Thanks FAB. That really does mean a lot to me. *sniffle, sniffle. I promised myself I wouldn't cry!!*
Good post. I'm on borrowed time myself. I've been dead twice and paralized from the waist down, yet I live and walk. God has something for me to do. Until that time, I'm here. I face everyday with a smile and a sense of pure joy I wish everyone could have. I still have my moments when my temper gets the best of me, as well as minor moments of depression. Yet, thanks to Him, they don't last. It drives my friends nuts. May you also drive your friends nuts!

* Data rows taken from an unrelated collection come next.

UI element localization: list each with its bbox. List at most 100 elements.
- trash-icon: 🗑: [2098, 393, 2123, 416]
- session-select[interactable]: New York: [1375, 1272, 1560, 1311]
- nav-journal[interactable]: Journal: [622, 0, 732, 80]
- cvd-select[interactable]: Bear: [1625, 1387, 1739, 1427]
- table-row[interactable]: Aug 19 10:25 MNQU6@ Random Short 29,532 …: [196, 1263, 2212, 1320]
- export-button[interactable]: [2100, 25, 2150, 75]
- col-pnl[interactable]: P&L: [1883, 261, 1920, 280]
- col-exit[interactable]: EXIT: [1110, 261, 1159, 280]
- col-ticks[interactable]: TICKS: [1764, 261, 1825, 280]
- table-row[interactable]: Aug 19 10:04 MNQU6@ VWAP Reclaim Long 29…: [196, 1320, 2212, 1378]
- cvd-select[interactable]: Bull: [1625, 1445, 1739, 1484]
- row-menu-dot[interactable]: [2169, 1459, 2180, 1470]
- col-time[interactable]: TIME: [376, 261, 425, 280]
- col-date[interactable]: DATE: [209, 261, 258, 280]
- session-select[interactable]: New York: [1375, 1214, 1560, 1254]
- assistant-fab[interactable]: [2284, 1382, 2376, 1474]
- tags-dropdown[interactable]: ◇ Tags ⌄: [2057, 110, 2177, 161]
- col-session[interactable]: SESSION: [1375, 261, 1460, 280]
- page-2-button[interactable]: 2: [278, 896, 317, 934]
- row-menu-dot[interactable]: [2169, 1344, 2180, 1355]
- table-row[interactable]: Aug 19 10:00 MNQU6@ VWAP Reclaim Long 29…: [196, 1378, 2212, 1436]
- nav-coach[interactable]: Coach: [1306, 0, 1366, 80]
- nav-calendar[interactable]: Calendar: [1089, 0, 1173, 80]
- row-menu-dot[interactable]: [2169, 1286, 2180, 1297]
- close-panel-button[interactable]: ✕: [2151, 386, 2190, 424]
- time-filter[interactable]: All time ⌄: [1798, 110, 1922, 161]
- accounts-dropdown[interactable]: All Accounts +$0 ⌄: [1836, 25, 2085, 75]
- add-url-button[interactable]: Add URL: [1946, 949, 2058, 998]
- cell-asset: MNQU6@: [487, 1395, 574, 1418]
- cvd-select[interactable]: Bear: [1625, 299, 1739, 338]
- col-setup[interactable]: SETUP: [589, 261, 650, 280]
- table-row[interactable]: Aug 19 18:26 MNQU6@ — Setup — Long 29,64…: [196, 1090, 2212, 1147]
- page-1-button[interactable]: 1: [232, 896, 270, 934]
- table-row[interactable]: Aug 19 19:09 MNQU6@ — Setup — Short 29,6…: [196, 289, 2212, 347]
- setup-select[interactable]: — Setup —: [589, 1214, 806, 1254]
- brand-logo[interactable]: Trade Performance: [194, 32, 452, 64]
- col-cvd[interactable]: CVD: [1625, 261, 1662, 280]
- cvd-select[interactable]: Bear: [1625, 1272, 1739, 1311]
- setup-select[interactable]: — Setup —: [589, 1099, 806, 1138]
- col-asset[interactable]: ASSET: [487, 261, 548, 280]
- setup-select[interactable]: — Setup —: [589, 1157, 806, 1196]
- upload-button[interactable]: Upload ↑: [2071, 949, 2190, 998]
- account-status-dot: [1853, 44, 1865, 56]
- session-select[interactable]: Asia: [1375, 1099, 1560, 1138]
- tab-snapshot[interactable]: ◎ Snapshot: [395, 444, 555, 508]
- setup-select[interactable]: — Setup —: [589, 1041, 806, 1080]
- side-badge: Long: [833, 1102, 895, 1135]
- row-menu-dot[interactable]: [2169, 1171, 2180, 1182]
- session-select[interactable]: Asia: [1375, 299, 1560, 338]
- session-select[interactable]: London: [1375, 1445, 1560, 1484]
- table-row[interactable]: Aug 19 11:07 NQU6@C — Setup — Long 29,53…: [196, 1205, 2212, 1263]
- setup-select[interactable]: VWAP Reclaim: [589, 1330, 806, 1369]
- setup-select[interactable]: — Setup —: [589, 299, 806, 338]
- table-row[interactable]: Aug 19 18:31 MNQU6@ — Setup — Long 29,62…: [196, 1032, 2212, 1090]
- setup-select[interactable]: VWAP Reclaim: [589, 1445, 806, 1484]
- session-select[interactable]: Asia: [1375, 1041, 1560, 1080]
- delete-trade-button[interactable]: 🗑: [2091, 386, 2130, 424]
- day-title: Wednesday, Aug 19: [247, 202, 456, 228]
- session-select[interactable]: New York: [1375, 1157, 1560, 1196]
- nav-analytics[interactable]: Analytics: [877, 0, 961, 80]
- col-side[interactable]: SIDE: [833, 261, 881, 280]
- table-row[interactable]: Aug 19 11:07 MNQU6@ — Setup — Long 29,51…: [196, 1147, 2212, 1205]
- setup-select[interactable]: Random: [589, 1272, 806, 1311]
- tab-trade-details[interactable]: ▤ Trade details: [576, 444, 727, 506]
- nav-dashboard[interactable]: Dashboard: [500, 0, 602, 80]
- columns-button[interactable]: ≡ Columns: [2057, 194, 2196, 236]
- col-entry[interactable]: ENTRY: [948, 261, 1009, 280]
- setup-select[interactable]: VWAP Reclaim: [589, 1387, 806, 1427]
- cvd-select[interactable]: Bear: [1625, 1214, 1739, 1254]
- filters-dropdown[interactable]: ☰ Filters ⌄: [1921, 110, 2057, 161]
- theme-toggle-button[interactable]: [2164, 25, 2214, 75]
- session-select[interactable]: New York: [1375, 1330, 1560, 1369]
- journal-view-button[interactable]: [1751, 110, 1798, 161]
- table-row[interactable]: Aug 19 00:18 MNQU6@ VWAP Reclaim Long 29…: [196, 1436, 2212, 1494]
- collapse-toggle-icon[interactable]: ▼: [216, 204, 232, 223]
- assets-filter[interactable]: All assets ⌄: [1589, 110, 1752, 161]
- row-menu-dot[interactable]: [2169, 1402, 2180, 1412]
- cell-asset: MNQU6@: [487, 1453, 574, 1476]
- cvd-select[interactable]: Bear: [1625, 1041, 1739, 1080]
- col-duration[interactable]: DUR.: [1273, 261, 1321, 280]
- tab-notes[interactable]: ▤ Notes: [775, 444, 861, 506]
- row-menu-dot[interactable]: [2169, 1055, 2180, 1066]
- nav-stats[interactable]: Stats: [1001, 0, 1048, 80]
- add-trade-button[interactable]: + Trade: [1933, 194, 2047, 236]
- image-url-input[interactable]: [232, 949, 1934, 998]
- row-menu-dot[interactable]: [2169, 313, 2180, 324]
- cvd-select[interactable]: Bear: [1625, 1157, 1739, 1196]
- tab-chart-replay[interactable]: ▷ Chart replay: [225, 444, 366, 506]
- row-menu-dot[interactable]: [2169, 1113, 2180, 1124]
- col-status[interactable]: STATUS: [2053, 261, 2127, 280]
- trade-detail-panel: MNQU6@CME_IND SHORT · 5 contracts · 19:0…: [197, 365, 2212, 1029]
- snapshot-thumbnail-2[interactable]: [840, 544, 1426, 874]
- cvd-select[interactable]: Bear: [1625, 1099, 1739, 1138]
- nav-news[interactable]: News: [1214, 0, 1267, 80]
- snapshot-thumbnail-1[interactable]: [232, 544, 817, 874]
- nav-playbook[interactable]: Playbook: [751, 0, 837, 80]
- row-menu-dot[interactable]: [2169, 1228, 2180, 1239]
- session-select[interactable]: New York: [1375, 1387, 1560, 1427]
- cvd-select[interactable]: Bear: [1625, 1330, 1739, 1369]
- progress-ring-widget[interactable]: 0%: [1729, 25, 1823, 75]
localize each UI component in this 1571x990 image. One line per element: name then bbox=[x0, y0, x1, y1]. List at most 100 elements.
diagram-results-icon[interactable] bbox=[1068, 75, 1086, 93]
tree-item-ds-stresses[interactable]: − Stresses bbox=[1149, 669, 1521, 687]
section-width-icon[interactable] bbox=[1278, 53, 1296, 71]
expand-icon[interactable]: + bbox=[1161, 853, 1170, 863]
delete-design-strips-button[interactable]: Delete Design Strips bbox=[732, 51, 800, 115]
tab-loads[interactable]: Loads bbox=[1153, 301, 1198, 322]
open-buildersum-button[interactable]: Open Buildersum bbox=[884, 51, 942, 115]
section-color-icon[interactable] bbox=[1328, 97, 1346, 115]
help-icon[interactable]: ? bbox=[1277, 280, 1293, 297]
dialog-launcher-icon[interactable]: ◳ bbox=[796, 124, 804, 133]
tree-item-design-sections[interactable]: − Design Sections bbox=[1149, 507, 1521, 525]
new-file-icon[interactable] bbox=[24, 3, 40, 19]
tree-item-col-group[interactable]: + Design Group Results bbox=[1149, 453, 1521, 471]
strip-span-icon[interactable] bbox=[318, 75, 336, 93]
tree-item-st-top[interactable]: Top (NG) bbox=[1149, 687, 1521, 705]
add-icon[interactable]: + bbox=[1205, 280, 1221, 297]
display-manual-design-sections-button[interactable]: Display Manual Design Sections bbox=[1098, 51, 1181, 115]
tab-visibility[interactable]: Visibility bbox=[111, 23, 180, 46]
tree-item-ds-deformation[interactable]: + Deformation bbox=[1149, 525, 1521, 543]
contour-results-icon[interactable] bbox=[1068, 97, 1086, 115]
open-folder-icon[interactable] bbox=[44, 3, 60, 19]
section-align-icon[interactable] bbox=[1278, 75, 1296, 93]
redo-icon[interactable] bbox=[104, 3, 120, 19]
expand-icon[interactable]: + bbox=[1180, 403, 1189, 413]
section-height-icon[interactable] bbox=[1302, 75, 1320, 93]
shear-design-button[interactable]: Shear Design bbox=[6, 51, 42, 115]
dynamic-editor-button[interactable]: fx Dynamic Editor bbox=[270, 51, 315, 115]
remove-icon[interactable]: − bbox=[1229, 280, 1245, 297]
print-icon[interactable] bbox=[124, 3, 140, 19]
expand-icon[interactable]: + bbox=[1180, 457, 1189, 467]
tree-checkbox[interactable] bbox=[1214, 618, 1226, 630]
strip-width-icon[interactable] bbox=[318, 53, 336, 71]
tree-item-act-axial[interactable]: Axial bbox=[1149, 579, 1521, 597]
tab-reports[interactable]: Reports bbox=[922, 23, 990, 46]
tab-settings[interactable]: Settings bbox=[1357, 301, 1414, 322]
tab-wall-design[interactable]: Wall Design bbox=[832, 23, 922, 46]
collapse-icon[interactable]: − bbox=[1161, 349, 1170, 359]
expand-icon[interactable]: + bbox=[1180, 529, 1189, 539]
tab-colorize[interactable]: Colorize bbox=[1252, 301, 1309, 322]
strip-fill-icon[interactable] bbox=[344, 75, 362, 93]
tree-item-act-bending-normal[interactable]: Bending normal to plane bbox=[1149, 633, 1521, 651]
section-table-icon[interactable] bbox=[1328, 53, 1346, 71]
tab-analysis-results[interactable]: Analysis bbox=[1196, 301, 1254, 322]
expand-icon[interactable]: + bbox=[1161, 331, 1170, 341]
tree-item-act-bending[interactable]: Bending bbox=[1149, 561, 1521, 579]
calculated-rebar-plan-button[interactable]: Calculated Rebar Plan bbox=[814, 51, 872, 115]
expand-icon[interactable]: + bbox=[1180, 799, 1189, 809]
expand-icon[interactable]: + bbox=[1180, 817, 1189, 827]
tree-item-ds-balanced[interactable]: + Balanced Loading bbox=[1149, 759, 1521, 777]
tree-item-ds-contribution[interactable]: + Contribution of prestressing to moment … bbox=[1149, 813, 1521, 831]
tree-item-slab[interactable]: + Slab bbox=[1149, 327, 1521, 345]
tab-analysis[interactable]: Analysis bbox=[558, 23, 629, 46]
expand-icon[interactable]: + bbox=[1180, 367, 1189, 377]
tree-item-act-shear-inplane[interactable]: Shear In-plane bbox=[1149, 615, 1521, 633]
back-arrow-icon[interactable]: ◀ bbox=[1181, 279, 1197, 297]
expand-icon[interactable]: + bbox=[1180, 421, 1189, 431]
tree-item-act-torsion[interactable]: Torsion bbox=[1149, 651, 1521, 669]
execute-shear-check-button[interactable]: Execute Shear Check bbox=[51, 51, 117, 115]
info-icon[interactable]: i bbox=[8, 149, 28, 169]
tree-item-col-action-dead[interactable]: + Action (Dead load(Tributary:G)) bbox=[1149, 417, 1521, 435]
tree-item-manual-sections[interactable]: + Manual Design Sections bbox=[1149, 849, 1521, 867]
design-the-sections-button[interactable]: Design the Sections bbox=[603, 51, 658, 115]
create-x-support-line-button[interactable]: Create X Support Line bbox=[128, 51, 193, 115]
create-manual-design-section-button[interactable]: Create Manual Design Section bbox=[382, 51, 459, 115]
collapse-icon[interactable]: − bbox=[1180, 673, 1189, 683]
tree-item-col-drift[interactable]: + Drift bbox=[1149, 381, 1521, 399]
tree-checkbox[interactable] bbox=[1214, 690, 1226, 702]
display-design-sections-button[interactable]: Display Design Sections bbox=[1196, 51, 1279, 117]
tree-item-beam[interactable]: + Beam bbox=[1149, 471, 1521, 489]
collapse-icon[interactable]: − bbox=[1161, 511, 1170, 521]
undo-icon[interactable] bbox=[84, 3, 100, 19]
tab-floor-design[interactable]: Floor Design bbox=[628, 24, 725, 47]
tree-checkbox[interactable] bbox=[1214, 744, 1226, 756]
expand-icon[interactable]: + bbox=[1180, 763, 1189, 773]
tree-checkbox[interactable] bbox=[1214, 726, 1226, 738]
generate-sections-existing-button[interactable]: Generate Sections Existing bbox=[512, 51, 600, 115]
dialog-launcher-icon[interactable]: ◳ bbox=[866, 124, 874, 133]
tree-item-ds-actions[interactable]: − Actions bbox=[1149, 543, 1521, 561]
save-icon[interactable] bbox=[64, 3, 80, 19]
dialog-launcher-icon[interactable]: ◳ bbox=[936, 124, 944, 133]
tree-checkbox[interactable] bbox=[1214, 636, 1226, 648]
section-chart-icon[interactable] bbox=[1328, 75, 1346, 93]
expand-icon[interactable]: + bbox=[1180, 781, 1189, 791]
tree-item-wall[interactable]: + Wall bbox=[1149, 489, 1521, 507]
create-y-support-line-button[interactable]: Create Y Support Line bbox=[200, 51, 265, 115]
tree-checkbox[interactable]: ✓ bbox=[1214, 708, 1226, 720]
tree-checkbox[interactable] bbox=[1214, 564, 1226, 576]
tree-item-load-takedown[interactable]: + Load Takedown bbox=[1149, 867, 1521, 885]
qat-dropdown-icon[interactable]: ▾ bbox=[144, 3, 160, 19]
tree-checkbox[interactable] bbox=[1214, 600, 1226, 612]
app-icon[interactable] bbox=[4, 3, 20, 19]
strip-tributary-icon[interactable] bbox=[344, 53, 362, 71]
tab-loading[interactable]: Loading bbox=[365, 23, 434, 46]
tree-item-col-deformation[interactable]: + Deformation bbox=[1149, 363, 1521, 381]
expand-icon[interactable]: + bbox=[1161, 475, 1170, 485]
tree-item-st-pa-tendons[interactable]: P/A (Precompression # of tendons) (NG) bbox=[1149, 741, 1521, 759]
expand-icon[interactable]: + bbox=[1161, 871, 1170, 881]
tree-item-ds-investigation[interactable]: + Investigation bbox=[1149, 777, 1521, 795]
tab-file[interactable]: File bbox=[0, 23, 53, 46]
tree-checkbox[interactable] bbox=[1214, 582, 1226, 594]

I have been reading this blog off and on for years, I won't reveal my past online identity because I don't want you to have a heart attack or something, but this blog is part of the reason I abandoned some of my more questionable thoughts and practices of days gone by. Lets just say I used to walk in the shadows...
Thank you, Kathreja.
Comments like the one you just made, are exactly why we keep this blog going. I guess we're all just workers in the vinyard of The Lord.
Adeo,
Thanks for the prayers for a recovery... but there really isn't a "recovery" per se.
As I've already posted, I've missed a REALLY large bullet, and what's going to happen from here is that I go in once a month for blood tests, and I'm on Cumadin. Both will happen for the rest of my life.
This is just a medical condition that is managable, but could/will have complications is and when I ever do have to go under the knife for ANY reason.
But hey, when my time comes... my time comes. I'm havin' a ball in the meantime!
You're always in our prayers here, VSC. God Bless and keep you in His Loving Arms.
One of the Corporal Works of Mercy is to admonish the sinner.
I just flunked Catholicism 101! Must be too much of that audio crack. This is a Spiritual work of mercy.